Here are a couple of e-mails from listeners. Chance are if one person e mails, there are lots of others who have the same questions:
Hi George: We are going on vacation to Mexico. The question is what do you suggest as far as taking money? I have asked lots of people and everyone has a different opinion. Some people say use your debit card (that sort of scares me aside from charges), some say Visa/MC, others say strictly US cash or take Canadian and exchange it down. I am confused…
This isn’t worth your brain power. I only answer questions as to what I would do, and in this case, you’re dealing with a pretty amount of money. You’re not buying a house down there, so we’re talking about the exchange on about $400 or $500. Whatever it is, it’s a $5 to $7 decision. I don’t pull out my debit card – that’s way too risky, unless it’s at a bank ATM. Not many places want our crappy Canadian dollar, and it’s a giant pain to find a bank to exchange it at. In the US, by the way, most banks now won’t even do an exchange unless you are a customer. They can’t recognize counterfeit foreign money and don’t give a hoot about non-bank clients anyway.

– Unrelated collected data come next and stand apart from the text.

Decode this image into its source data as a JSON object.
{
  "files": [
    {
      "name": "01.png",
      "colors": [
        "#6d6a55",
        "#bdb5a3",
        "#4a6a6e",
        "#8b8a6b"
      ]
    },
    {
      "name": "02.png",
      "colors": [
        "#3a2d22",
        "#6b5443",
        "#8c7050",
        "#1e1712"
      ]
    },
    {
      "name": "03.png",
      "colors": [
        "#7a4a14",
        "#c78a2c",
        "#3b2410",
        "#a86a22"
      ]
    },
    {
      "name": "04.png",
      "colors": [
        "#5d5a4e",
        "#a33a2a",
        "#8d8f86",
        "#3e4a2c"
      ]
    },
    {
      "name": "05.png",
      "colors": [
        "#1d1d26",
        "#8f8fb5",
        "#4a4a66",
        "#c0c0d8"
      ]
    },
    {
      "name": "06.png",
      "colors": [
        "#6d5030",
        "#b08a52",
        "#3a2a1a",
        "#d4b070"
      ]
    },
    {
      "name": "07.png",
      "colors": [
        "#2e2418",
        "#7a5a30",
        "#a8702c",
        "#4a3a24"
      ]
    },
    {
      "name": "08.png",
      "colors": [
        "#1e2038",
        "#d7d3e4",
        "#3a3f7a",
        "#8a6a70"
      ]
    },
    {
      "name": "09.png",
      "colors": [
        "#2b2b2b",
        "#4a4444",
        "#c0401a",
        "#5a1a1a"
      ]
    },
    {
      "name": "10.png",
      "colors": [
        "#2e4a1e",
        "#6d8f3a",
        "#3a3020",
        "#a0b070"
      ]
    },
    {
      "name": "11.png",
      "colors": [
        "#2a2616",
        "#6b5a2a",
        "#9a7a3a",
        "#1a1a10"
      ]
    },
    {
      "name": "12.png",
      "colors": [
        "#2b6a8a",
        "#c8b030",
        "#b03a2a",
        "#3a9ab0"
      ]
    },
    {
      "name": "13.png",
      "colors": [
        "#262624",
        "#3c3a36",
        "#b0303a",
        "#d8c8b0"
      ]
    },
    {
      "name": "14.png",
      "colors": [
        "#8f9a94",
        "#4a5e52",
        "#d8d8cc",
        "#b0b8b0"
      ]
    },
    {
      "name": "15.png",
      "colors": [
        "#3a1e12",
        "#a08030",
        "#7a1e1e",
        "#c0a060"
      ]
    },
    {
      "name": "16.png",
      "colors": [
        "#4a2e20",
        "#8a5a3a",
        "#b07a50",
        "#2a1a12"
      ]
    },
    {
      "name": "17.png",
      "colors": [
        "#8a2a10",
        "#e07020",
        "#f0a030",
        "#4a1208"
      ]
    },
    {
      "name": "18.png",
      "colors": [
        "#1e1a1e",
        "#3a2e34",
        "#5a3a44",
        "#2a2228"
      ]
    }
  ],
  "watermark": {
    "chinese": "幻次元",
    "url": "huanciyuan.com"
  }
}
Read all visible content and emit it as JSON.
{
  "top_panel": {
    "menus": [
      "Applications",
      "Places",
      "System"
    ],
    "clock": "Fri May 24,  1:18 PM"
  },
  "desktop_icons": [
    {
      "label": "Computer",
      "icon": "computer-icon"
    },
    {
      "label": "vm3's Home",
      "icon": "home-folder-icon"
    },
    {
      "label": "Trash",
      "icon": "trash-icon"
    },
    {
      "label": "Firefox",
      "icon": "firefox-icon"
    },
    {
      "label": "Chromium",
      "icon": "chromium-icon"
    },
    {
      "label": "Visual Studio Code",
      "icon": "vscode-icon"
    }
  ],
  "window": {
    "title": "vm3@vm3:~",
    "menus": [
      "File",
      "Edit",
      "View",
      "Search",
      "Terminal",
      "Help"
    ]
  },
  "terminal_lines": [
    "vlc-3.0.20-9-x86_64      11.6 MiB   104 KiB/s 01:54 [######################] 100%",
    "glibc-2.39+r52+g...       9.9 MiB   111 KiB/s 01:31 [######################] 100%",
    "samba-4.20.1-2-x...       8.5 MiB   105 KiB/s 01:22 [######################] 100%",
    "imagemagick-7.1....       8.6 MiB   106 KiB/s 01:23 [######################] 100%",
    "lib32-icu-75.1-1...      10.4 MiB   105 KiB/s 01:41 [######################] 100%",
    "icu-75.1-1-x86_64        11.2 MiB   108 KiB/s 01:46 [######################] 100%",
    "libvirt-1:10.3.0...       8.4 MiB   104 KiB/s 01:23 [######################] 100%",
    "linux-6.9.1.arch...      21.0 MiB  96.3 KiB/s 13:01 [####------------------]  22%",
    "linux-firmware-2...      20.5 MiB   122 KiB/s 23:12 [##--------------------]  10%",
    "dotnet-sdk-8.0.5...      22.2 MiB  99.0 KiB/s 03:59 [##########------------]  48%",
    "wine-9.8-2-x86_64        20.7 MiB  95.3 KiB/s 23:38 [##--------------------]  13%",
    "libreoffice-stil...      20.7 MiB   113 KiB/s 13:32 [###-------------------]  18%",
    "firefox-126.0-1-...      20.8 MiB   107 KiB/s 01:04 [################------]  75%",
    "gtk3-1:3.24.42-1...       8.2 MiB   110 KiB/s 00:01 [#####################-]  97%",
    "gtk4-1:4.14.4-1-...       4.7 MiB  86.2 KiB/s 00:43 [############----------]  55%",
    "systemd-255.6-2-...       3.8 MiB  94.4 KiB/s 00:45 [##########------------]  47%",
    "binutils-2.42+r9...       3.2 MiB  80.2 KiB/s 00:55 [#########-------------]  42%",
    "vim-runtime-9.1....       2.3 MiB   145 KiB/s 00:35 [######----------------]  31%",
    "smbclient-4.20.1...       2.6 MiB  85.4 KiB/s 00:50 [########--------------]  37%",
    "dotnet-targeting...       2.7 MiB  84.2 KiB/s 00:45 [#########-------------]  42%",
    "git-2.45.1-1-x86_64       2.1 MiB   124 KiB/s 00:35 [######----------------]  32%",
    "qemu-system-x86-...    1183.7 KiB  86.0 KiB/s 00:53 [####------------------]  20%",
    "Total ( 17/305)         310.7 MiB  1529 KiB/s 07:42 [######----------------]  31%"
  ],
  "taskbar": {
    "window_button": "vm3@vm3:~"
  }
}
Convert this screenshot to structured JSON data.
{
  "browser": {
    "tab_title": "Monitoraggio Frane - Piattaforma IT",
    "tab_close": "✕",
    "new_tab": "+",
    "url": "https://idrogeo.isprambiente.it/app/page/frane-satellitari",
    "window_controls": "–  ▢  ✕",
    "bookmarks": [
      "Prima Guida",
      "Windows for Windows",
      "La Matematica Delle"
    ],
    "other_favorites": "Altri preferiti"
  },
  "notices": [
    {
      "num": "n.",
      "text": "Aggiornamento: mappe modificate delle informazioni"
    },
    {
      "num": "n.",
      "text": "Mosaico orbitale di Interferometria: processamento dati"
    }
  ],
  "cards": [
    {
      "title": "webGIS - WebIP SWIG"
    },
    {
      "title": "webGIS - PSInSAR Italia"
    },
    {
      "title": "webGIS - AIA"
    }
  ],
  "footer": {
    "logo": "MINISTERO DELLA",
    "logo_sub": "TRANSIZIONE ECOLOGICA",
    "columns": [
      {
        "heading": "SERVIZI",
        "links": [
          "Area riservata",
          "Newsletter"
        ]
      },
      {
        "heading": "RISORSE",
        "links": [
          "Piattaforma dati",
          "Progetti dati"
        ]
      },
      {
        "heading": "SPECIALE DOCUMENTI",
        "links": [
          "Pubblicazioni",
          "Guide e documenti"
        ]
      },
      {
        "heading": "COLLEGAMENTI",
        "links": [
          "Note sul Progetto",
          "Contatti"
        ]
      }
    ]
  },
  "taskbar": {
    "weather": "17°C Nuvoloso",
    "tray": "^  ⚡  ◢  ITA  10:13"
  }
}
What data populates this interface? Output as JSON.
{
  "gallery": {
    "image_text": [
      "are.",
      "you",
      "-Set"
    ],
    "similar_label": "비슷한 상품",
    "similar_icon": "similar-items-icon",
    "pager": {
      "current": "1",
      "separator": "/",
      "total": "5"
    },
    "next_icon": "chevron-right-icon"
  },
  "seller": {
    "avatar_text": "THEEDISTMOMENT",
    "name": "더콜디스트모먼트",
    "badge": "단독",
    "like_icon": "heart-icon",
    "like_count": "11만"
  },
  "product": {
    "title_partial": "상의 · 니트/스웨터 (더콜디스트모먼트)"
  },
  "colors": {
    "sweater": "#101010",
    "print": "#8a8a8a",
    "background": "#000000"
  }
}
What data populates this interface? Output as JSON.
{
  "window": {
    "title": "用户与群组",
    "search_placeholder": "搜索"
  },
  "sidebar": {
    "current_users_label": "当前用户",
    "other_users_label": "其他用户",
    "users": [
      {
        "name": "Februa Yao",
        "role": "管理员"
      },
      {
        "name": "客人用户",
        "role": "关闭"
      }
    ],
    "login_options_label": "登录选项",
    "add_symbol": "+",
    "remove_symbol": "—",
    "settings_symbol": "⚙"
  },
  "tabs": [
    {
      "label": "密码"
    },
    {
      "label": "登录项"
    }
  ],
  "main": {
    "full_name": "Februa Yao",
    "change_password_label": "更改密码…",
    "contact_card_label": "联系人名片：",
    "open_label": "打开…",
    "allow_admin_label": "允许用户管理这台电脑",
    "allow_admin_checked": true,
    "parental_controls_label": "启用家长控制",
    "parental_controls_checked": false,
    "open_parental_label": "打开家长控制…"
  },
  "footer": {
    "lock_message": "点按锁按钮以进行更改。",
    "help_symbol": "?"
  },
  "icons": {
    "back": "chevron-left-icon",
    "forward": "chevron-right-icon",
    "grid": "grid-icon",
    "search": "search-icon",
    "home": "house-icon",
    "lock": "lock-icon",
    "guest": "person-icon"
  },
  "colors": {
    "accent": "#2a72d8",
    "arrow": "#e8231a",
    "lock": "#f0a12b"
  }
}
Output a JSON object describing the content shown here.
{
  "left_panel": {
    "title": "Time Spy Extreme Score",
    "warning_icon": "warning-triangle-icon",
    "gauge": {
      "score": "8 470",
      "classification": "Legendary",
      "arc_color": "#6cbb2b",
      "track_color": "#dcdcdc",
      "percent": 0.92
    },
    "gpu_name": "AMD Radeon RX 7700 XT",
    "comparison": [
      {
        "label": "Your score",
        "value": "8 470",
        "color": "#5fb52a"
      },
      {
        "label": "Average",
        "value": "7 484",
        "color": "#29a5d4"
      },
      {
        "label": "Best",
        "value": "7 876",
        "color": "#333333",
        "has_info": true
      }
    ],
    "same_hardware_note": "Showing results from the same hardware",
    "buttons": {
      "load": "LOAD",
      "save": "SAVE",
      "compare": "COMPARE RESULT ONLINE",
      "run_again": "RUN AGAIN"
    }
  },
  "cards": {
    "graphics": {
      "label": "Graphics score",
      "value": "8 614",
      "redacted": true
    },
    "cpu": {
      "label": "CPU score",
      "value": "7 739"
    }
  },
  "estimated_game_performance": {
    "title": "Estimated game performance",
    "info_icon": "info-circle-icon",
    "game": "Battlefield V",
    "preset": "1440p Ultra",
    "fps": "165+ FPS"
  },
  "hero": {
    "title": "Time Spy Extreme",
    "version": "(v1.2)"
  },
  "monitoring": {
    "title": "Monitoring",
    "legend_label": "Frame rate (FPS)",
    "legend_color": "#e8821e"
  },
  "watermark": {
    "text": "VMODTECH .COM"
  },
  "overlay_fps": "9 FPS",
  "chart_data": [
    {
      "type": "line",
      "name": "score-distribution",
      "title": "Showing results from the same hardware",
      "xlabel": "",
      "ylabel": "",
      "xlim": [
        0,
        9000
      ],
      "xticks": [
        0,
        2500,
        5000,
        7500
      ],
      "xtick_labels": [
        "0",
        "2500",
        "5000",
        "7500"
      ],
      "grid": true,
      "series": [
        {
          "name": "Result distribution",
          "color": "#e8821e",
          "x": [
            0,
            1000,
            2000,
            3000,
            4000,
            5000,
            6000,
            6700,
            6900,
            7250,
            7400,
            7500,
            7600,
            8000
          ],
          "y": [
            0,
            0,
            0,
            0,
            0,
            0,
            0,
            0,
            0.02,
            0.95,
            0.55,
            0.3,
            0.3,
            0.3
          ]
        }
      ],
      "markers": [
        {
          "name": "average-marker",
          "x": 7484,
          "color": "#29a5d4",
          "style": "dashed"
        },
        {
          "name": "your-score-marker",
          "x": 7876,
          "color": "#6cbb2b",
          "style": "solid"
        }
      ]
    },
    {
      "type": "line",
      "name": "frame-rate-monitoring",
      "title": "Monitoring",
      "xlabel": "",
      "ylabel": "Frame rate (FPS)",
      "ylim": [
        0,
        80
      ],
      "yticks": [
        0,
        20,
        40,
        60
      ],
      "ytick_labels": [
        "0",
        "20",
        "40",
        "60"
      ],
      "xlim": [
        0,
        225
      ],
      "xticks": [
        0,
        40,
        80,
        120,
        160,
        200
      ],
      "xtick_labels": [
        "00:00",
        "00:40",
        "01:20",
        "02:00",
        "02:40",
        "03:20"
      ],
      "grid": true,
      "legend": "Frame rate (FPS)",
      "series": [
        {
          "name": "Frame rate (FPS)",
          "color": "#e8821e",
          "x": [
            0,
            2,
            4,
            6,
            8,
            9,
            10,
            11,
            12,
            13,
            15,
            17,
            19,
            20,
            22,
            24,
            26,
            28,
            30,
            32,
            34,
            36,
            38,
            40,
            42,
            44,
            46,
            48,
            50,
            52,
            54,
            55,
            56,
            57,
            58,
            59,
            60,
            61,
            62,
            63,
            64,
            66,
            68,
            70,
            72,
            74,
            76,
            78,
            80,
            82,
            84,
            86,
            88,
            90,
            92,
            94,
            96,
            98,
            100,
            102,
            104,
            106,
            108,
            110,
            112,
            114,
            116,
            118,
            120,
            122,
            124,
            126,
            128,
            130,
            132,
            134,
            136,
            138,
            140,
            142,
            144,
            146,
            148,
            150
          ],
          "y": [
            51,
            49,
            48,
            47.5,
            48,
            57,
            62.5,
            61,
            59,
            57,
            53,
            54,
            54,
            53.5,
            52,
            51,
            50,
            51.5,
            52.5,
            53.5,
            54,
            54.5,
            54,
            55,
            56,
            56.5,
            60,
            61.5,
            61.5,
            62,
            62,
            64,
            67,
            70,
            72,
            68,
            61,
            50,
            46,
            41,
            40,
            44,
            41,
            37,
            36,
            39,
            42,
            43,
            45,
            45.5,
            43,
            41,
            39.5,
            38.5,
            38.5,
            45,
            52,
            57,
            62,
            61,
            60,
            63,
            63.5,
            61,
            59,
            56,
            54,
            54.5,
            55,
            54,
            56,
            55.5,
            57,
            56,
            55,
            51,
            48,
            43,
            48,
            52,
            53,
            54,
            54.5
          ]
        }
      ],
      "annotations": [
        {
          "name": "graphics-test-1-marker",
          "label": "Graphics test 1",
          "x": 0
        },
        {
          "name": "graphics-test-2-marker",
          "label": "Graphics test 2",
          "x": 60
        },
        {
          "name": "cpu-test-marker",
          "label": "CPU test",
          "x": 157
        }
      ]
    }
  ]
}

Take what you think in US cash. If you’ve got a credit union MasterCard, use it, because it has the least foreign exchange rip off, most others are 2.5% or more, there’s a chart in the back of the It’s Your Money book on everything credit card related, or you can call the 800 number on the back of your credit card and ask.
Hello George: In the It’s Your Money book, you talk about getting debt free by paying off the smallest debt to the largest debt. Wouldn’t it be more logical to pay the highest interest rates first?
Yes and no. You’re presuming that getting into debt and paying it off are logical decisions and three-quarters of it isn’t logical – it’s emotional. Is it logical to charge something on a 20% credit card? Is it logical to take a car loan over 7 years when you’ll always owe more than it’s worth? Is it logical to take a 6-months don’t pay that reverts to 29% right back to the get-go? No way.
Just like getting a car unstuck in the snow you need to get traction. Traction and extra cash comes from paying off the smallest bill. It’ll take a month or two, tops and frees up the payment that was going on that bill, as well as creating a huge self-confidence feeling that one is gone forever.
Rolling that money into the next smallest bill makes it go twice as fast, and so on. In the book is an example of $25,000 debt and how quickly it’ll get paid off with some huge interest savings. Remember that interest isn’t a rate thing – it’s interest dollars which we can control.
Besides, when it’s a single-minded focus to get rid of your debt it’ll happen really quickly. So the rate doesn’t matter that much when it’s only being paid for a year or so.